Mîrza Mahmud, popularly known as Nawab Siraj-ud-Daulah, was the last independent Nawab of Bengal, Bihar and Oraissa. The termination of his reign marks the start of the British East India Company rule in India.
Nawab Siraj-ud-Daulah was born in 1733 in Bengal. He belonged to a noble family of Bengal. He was the grandson of Nawab Ali Vardi Khan and son of Amina Begum and Zainudin Ahmed Khan. Siraj-ud-Daulah was regarded as a favorite child in the family as his grand father was appointed deputy governor of Bihar right after his birth. Therefore Ali Vardi was very fond of Siraj-ud-Daulah from the very day of his birth and had kept him under his special care and affection. Ali Vardi Khan made special arrangement to train him in the art of governance and other qualities that go with a crown prince. Ali Vardi Khan became the ruler of Bengal and, in 1753 officially made him the successor to the throne.

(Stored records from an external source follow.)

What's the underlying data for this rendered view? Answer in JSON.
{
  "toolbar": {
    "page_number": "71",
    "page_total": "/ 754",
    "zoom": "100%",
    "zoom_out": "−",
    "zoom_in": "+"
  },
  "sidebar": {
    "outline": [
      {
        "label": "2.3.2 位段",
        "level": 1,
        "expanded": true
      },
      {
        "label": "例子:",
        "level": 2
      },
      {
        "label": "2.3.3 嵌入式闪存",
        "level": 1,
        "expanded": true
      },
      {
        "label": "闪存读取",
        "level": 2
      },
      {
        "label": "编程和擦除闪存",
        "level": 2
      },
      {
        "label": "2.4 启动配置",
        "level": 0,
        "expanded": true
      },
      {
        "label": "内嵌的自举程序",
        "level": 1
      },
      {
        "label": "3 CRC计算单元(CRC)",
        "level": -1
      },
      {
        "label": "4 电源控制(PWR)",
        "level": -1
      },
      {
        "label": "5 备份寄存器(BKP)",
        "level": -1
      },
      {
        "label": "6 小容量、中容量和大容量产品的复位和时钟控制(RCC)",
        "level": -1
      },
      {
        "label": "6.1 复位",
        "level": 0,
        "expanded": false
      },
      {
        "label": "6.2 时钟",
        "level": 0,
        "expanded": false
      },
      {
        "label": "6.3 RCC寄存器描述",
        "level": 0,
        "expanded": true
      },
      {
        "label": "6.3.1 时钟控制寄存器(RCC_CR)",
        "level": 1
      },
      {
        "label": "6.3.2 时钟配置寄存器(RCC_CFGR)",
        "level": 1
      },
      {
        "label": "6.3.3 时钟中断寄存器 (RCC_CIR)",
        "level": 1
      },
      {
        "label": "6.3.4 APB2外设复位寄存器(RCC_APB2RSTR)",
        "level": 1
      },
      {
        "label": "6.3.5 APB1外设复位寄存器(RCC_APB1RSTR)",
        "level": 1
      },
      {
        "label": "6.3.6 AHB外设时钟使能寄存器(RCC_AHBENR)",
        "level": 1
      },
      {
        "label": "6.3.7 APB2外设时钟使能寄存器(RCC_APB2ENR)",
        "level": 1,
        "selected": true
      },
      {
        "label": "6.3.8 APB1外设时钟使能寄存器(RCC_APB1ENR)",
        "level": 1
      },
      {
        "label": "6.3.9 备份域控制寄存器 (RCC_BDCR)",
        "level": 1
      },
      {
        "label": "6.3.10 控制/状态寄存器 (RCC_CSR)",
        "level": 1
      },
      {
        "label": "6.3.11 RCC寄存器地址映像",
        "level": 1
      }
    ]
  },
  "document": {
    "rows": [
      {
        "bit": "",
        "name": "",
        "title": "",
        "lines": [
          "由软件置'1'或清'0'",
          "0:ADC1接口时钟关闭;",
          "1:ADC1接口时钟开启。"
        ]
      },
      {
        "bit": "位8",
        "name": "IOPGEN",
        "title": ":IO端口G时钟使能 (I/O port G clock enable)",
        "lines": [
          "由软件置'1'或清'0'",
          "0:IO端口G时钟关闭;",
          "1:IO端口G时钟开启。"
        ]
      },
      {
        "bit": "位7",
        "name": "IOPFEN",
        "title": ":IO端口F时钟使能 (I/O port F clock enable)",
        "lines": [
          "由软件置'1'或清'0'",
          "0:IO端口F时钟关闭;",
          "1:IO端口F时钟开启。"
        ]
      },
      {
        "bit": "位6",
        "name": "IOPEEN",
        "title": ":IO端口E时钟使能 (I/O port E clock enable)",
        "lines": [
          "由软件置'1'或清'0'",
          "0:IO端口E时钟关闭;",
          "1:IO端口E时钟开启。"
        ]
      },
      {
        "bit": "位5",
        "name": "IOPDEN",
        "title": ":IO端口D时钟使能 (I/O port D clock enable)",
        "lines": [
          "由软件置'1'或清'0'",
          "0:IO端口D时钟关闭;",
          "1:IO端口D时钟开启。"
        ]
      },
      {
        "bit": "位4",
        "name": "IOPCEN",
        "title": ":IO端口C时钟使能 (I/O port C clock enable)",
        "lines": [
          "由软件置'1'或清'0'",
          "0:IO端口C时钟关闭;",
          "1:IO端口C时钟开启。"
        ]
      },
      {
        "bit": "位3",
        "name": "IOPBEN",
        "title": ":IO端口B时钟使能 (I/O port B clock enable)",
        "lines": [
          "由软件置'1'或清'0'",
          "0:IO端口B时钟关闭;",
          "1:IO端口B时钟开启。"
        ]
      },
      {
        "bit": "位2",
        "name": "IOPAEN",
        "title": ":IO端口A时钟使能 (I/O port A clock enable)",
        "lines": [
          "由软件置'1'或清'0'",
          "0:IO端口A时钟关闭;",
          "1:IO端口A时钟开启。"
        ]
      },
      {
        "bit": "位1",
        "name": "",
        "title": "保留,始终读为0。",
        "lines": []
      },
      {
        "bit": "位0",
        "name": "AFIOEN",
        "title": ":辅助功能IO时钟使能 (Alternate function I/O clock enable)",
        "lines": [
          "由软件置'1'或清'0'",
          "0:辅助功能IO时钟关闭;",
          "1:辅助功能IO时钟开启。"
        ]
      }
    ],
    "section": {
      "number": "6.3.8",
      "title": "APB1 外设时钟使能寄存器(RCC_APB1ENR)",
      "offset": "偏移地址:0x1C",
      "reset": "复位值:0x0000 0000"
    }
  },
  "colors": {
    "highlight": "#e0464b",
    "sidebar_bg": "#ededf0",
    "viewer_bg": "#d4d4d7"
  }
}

Statue of Siraj. Palashi battlefield in Nadia
After the death of Ali Vardi Khan Siraj-ud-Daulah ascended the Bengal throne in April 1756 at the age of 27. He resented East India Company, as Calcutta was its commercial as well as political center. He suspected the company’s design when it was going to strengthen the fort William without his approval. He was also not in favor of growing influence of the British on the Continental trade. Nawab demanded the British to trade on the terms of Murshid Quli Khan but the company paid no heed to the Nawab’s demands. Nawab was more offended when governor of the Calcutta Council insulted Naraigan Singh, Nawab’s special envoy to Fort William.

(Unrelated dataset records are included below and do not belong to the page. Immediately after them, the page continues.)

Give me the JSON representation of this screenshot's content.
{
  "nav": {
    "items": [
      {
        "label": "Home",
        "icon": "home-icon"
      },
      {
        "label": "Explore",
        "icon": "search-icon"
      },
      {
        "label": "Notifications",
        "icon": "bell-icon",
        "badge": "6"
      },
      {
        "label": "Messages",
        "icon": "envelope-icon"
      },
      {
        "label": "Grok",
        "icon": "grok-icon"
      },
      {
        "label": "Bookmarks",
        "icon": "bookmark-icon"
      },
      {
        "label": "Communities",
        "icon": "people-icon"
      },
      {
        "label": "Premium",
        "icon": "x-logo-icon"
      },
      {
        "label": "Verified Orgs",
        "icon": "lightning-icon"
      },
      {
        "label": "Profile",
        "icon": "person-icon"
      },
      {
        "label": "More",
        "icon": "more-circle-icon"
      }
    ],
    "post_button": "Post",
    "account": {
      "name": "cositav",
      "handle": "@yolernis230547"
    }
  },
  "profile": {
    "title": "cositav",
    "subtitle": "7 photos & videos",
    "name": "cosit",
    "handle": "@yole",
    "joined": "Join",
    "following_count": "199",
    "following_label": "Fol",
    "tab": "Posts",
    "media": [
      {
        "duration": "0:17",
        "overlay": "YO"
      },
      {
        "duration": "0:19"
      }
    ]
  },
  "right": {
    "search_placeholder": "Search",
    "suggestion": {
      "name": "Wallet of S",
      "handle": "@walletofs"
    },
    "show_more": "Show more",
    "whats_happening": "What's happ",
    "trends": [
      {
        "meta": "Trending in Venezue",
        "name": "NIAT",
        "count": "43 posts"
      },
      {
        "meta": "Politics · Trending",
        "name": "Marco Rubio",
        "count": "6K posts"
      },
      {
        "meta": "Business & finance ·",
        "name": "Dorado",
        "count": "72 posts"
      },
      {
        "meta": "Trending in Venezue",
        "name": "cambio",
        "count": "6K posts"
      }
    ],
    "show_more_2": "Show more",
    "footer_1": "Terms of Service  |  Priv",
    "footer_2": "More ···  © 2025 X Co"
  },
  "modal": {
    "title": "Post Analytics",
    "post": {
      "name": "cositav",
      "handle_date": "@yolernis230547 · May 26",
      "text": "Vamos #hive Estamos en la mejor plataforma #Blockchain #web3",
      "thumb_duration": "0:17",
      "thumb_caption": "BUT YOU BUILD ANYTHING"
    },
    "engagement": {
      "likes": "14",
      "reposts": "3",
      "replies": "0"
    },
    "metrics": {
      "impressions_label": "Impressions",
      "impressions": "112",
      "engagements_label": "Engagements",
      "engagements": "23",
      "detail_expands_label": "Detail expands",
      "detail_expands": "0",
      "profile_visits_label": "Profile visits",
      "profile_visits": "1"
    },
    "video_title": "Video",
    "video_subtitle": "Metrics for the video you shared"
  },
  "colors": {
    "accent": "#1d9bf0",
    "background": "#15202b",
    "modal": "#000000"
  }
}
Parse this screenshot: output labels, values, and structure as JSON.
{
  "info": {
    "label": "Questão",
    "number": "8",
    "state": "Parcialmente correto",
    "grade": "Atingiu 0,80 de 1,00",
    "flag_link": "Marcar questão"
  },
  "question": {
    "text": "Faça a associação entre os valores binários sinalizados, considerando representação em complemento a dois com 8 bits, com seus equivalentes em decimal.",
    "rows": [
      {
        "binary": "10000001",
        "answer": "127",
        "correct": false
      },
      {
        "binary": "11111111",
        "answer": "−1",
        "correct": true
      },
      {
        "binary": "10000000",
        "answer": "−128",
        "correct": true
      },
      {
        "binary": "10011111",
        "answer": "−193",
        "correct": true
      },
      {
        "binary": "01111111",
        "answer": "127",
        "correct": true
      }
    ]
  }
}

Unfortunately Nawab had enemies also in his own family and nobility. His nomination to the nawabship caused jealousy and enmity of Ghaseti Begum (eldest sister of Nawab’s mother), Raja Rajaballuh, Shaukat Jang (Siraj’s cousin) and above all Mir Jaffar Ali Khan. As the Nawab was a major obstacle in the realization of the expansionist designs of the English, they contrived a secret plan with Mir Jaffar and Jagat Sheth, Hindu merchants and other disaffected courtiers to oust Nawab from power. The Nawab met the English on the battle of Plassey on 23 June 1757 but was so easily defeated in the battlefield. The English gained the victory due to the conspiracy and the treason within Siraj-ud-Daulah’s camp. Any army, of which the commander-in-chief had been won over and took no part in the battlefield, can hardly offer spirited contest.
On his way to Patna the Nawab was caught by a follower of Mir Jaffar and killed by an Iranian guard at the instance of Miran (son of Mir Jafar) on the night preceding 3 July 1757. The company appointed Mir Jaffar as the new Nawab of Bengal. The defeat of the Nawab marked the beginning of the English era in Bengal and gradually the entire subcontinent surrendered its destiny to the East India Company.